2017 proved challenging for many businesses, with a downgrade for productivity growth announced in the latest Autumn Budget, an increase in inflation and confusion caused by Brexit. We surveyed a group of businesses engaging in R&D to gauge attitudes going into the new year, and despite last year’s challenges, the outlook for the coming 12 months seem positive.
Over 60% of businesses we surveyed predict growth in 2018, and almost 80% of respondents said their focus for 2018 remained on hiring more staff and developing new products or services. Furthermore, over three quarters of the UK manufacturing, engineering, IT and life sciences businesses polled said they expected to see an increase in turnover and improved productivity this year as a result.
Though surprisingly, when questioned on funding their growth, half of those polled said they would invest profits, while 57% believed they didn’t need any additional funding and under a third stated they planned on applying for R&D tax credits. This is despite 29% of businesses identifying cash flow will be the biggest barrier to achieving their aspirations.

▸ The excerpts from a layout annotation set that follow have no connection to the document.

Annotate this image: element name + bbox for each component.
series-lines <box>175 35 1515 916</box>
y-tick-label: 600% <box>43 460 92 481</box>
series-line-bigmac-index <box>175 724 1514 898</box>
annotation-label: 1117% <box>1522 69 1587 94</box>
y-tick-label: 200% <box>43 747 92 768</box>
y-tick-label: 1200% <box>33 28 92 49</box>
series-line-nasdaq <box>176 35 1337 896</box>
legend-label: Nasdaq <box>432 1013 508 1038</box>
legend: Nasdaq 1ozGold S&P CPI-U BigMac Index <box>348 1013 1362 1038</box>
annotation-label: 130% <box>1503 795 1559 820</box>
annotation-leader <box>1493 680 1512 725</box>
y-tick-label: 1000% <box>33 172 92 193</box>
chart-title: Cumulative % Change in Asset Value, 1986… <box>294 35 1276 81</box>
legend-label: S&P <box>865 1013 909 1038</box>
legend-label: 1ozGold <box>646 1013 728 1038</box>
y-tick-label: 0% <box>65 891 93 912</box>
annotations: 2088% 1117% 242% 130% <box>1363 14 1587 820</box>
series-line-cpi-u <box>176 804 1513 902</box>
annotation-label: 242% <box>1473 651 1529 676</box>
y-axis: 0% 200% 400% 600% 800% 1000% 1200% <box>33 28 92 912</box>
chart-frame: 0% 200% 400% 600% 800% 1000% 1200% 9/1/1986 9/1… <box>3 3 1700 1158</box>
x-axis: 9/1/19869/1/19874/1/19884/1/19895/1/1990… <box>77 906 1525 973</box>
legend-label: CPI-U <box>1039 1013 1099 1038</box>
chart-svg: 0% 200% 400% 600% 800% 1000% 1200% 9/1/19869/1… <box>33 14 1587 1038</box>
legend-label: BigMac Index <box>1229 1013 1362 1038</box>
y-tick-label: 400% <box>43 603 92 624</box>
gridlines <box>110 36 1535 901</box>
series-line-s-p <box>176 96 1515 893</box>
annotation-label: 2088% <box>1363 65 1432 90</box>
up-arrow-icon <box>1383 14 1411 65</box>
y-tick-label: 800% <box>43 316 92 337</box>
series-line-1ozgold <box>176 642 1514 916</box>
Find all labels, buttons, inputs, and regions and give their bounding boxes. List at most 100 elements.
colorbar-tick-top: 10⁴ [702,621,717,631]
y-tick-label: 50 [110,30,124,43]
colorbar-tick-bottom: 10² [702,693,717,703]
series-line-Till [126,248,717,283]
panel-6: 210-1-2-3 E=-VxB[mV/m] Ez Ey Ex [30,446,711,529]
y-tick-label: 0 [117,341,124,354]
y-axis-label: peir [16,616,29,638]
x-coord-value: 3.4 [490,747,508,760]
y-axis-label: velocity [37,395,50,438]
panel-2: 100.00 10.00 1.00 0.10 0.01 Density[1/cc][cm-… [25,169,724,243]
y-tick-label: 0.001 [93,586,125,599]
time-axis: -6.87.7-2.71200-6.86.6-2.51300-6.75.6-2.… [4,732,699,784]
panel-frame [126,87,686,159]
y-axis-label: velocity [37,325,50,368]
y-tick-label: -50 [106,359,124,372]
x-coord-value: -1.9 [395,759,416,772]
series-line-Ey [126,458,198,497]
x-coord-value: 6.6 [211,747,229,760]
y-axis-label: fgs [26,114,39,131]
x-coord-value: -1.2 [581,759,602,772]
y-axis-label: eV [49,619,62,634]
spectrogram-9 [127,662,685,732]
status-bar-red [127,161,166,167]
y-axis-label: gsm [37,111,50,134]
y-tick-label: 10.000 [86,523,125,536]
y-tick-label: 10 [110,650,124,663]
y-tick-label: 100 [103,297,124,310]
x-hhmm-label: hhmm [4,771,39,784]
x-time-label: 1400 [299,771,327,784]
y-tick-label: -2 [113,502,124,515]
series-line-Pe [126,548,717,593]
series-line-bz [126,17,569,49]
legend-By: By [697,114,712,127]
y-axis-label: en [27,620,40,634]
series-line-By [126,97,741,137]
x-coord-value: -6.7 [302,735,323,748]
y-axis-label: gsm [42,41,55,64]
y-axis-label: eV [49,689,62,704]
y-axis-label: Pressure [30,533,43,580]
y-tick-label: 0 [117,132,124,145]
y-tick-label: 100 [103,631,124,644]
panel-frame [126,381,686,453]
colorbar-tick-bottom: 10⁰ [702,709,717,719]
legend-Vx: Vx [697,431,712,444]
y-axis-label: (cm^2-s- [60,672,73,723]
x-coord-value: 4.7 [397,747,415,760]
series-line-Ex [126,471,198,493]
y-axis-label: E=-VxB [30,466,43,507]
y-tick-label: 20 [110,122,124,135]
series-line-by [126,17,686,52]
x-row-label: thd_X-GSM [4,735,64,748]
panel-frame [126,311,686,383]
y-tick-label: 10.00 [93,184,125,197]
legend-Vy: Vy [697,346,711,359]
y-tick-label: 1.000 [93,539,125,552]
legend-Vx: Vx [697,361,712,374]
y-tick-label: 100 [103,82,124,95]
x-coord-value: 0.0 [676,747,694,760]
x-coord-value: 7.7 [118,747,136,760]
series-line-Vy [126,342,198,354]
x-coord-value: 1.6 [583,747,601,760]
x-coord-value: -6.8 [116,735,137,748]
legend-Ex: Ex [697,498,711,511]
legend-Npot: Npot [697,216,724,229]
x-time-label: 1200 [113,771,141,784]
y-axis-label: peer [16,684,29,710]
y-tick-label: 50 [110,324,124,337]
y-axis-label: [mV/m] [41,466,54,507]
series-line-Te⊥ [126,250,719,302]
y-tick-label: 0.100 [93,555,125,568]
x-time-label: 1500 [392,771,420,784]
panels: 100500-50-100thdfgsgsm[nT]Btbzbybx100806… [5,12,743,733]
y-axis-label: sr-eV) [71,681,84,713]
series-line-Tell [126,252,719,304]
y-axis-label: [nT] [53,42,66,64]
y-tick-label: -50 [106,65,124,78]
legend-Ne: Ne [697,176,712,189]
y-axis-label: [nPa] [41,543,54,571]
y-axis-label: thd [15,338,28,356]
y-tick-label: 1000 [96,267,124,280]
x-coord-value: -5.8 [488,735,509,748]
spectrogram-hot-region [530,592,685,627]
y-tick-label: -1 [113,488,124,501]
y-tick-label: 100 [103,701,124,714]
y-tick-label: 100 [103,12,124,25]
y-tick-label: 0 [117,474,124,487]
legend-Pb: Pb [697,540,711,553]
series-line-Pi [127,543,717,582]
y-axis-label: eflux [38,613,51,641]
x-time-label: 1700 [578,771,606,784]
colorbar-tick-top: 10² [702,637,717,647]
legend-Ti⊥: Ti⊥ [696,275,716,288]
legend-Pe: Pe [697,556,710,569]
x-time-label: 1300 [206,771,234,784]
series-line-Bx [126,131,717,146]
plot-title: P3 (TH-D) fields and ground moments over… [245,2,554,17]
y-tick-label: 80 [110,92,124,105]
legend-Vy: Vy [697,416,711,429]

Mike Price, Director at MPA, commented on the survey findings:
While it’s encouraging that business outlook remains positive for the coming 12 months, further supported by the strong focus on innovation outlined in the latest Autumn Budget, it is also important that businesses look at all the ways they can successfully fund their growth. R&D tax credits offer a valuable cash injection which can be reinvested to support new business ventures, investment in equipment, or help to employ a greater number of skilled staff.Mike Price, Director, MPA
The latest HMRC figures reported a 20% increase in the uptake of R&D tax credits compared to the previous year. Yet, for thousands of businesses it remains a largely misunderstood, or even unknown scheme.